Si lasciava la falce ed il falcetto, per imbracciare asce, segoni, martelli e scalpelli.

Si lasciava il grano e la piana rovente del fucino, e si saliva sulle alte vette del monte Sirente.

Era un mestiere provvisorio, come diremmo oggi, part time o a tempo brevissimo determinato. Era il mestiere dei cavatori di ghiaccio di Celano, per la maggior parte ragazzi.

I ragazzi, partivano in piena notte con muli ed asini. Alle quattro del mattino si trovavano proprio sotto le neviere ed i ghiacciai del Sirente. Un gruppo si fermava prima nei crepacci e nelle zone all’ombra rimaste ancora ghiacciate . Alcuni nel “Jaccio della fonte del Favo”,  altri sopra “la Paura”, ed altri raggiungevano proprio la neviera della vetta.

Alle prime luci già  avevano  segnato  i primi blocchi da tagliare nei posti piu’ comodi.

Una volta praticato i numerosi fori di alcuni centimetri, e fatti dei tagli con l’ascia, si spaccava il ghiaccio, cercando di far uscire un blocco non molto grande, ma abbastanza consistente (circa 50 chili) per issarlo sopra il dorso dell’asino o del mulo che portavano  fino a 4 blocchi (2 quintali).

Si procedeva anche con un segone da falegname per squadrarlo.
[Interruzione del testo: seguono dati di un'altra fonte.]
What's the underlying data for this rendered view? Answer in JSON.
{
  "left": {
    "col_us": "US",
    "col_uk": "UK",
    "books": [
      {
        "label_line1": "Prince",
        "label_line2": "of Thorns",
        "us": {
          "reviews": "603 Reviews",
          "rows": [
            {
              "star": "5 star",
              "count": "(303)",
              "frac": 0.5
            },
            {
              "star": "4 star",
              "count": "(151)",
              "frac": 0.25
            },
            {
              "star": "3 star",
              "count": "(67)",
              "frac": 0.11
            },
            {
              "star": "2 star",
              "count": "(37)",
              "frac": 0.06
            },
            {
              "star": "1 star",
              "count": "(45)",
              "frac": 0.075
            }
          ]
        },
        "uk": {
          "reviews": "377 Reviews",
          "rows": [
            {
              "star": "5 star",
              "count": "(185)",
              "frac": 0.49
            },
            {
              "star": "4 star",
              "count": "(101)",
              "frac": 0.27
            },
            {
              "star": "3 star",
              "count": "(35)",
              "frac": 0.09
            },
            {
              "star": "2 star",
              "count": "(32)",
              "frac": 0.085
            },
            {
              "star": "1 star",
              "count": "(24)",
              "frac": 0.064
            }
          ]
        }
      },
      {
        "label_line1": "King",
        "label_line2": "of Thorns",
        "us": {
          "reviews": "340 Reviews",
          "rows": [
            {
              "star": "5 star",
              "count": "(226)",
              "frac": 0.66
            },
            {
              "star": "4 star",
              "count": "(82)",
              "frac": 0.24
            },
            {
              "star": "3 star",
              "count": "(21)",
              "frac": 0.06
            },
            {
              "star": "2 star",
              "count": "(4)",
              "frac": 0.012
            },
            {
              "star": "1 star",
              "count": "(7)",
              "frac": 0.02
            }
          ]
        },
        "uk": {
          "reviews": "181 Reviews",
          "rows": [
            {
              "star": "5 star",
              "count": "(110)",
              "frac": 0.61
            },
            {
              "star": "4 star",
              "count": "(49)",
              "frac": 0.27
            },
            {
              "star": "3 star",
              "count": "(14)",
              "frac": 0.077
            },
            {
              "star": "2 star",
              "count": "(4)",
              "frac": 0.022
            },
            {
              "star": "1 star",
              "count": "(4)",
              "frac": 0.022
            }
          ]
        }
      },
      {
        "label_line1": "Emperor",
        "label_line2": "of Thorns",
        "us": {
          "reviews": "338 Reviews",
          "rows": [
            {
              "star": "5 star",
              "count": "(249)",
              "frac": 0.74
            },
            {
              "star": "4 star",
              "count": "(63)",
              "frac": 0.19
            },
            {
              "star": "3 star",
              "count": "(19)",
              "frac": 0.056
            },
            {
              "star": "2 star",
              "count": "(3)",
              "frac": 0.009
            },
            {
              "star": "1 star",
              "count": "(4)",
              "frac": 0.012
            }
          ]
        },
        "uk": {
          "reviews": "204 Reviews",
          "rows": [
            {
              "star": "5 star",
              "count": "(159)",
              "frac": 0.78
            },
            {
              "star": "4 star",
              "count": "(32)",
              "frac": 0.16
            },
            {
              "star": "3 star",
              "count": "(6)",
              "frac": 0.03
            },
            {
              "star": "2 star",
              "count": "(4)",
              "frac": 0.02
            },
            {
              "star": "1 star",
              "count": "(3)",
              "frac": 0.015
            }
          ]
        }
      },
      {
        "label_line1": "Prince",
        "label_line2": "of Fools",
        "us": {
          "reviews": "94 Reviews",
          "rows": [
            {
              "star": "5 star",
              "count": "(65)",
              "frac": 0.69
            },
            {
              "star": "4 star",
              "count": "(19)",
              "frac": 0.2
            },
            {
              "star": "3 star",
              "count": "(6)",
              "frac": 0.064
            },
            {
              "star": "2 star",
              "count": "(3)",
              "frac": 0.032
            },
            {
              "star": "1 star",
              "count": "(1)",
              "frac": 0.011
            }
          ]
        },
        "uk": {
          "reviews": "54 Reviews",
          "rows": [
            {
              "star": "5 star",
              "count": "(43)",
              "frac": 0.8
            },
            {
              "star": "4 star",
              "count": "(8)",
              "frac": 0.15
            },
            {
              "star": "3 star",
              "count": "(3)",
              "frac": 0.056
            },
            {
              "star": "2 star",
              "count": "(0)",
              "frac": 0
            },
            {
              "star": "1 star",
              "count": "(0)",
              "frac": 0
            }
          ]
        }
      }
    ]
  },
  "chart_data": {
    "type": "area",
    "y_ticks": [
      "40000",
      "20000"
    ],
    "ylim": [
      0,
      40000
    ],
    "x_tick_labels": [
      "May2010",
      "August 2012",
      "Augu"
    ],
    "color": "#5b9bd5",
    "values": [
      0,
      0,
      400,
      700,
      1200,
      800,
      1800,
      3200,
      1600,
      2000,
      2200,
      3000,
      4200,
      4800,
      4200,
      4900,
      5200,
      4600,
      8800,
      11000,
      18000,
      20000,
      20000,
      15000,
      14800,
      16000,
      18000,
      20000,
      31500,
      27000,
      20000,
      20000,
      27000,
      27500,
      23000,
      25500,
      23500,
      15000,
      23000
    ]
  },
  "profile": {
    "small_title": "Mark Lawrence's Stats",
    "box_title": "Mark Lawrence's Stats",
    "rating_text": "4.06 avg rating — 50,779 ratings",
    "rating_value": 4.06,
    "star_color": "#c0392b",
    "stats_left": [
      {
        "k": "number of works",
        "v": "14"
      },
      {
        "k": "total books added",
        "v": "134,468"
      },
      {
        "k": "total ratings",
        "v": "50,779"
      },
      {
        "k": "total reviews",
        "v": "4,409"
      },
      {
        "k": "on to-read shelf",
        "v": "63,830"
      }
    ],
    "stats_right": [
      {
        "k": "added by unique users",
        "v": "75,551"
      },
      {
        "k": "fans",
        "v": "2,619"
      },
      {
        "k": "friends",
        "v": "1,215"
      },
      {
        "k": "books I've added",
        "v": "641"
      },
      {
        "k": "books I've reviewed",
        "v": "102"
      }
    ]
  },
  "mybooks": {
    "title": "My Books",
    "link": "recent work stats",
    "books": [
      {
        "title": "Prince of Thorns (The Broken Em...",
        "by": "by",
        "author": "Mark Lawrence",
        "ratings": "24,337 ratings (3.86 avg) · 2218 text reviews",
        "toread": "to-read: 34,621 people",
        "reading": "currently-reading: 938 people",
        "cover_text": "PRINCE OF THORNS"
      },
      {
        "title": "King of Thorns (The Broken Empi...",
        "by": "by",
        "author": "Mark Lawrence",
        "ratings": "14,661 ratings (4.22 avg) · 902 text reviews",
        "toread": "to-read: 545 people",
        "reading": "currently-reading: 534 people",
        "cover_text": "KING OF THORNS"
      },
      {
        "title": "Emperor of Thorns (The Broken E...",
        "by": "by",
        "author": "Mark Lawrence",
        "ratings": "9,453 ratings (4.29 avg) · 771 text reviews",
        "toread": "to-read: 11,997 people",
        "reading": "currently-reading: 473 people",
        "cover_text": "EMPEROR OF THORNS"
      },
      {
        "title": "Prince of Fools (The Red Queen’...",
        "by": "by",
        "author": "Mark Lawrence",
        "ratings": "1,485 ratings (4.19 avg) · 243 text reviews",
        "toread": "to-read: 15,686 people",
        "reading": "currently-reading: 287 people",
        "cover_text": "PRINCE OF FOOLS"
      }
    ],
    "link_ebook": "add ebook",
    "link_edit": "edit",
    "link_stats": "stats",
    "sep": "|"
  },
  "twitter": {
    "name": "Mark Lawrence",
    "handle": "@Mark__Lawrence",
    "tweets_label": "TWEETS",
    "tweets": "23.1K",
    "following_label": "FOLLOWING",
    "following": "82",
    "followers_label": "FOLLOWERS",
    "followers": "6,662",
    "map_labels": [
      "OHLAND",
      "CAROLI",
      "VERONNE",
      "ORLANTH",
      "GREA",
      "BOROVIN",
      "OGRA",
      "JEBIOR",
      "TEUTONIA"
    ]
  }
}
Preso tutto il ghiaccio necessario, si rivestiva con polvere di trebbiatura e paglia, si avvolgeva nei sacchi, si caricava sopra  gli animali e si procedeva per il ritorno in paese.

Una volta giunti in paese, si vendeva ai bar, alle cantine, agli ospedali,  e nelle case di qualche ricco signore. Tutto questo specialmente per la festa dei Santi Martiri ad Agosto (le prime granite).

Un anziano mi raccontava che, siccome quelli di Celano erano tanti, facevano una specie di società per comprare insieme degli asini alla fiera di San Giuseppe a Pescina. Questi asini,  venivano usati tutta l’estate, per poi rivenderli  appena finiva il lavoro di trasportatori di ghiaccio.

Addirittura ci sono testimonianze ancora viventi, che ricordano come nel caso di alcuni incidenti gravissimi, subito siano partite delle squadre di ragazzi a prendere il ghiaccio al Sirente, utilizzato da antinfiammatorio e per  alleviare il dolore.

Altri viaggi invece, venivano fatti per il Lazio e la Puglia sempre a dorso di mulo. Centinaia di chilometri, con il ghiaccio che sgocciolava, ma alla fine del viaggio, ne rimaneva  il 50%.

Nella Montagna Grande si Celano (Sirente), completamente esposta al sole di mezzogiorno, erano poche le zone dove il ghiaccio resisteva tutto l’anno. Infatti, alcuni cavatori che facevano questo, come mestiere principale, si dovevano rivolgere al comune di Secinaro che aveva, vista la richiesta, creato un apposito capitolo di bilancio, per vendere il ghiaccio ai commercianti ed ai cavatori di altri paesi, visto che la neviera del Sirente di Secinaro, esposta a nord, durava tutto l’anno.

In tempi ancora più antichi, nell’ epoca dei Conti, questo mestiere veniva svolto molto spesso,  in quanto la nobiltà non badava a spese e soprattutto aveva sudditi  a costo zero, e usava tutto l’anno le neviere dentro le abitazioni castellane, alimentate appunto dal ghiaccio tagliato nel Sirente.

 Un esempio per tutti, la ghiacciaia/neviera di Goriano Sicoli, lungo l’antico Regio Tratturo Celano Foggia, ancora visibile nella sua antica struttura. La costruzione, con malta e pietre, e con le sue bocche di areazione sotterranee, ospitava il ghiaccio di enormi carovane di muli, che lì lo depositavano, per poi successivamente ricaricarlo e trasportarlo attraverso l’antico Tratturo, nelle Regioni dell’Italia Meridionale, addirittura fino a Bari, e da lì, alcuni blocchi raggiungevano via mare anche terre non italiane.

In ricordo di mio padre, anche egli spesso un cavatore di ghiaccio.